Example Trimmomatic Command
The first trimmomatic serves as an explanation for trimmomatic parameters and is not meant to be run. The command is:
$ trimmomatic PE -threads 4 SRR_1056_1.fastq SRR_1056_2.fastq \
SRR_1056_1.trimmed.fastq SRR_1056_1un.trimmed.fastq \
SRR_1056_2.trimmed.fastq SRR_1056_2un.trimmed.fastq \
ILLUMINACLIP:SRR_adapters.fa SLIDINGWINDOW:4:20
The correct syntax is outlined in the next section, Running Trimmomatic.
Actual Trimmomatic Command
The actual trimmomatic command is complicated for loop. It will need to be typed out by learners because the >
symbols will raise an error if copy and pasted.

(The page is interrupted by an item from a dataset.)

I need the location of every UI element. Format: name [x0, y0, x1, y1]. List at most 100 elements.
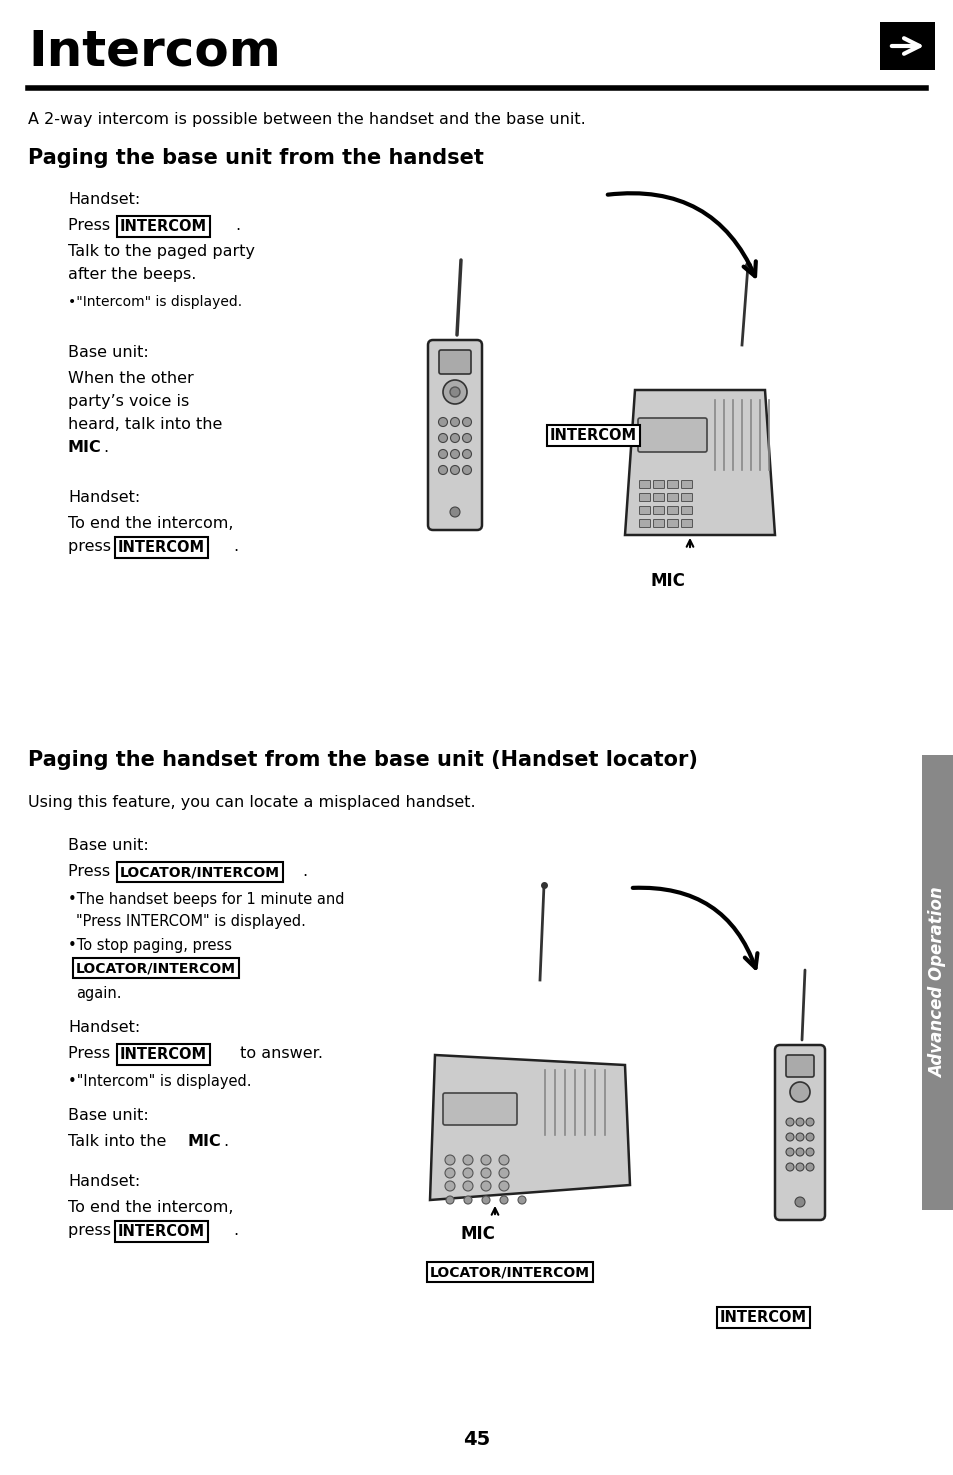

For reference, this command is:
$ for infile in *_1.fastq.gz
> do
> base=$(basename ${infile} _1.fastq.gz)
> trimmomatic PE ${infile} ${base}_2.fastq.gz \
> ${base}_1.trim.fastq.gz ${base}_1un.trim.fastq.gz \
> ${base}_2.trim.fastq.gz ${base}_2un.trim.fastq.gz \
> SLIDINGWINDOW:4:20 MINLEN:25 ILLUMINACLIP:NexteraPE-PE.fa:2:40:15
> done
bwa mem Example Command
The first bwa mem command is an example and is not meant to be run. It is:
# bwa mem ref_genome.fasta input_file_R1.fastq input_file_R2.fastq > output.sam
The correct command follows:
$ bwa mem data/ref_genome/ecoli_rel606.fasta data/trimmed_fastq_small/SRR2584866_1.trim.sub.fastq data/trimmed_fastq_small/SRR2584866_2.trim.sub.fastq > results/sam/SRR2584866.aligned.sam
The Automation Episode
The code blocks at the beginning of the automation episode (05-automation.md) are examples of for loops and scripts and are not meant to be run by learners. The first code chunks that should be run are under analysing Quality with FastQC.
Also, after the first code chunk of code meant to be run, there is a line that reads only read_qc.sh
and will yield a message saying that this command wasn’t found. After the creation of the script, this command will run the script that will be written.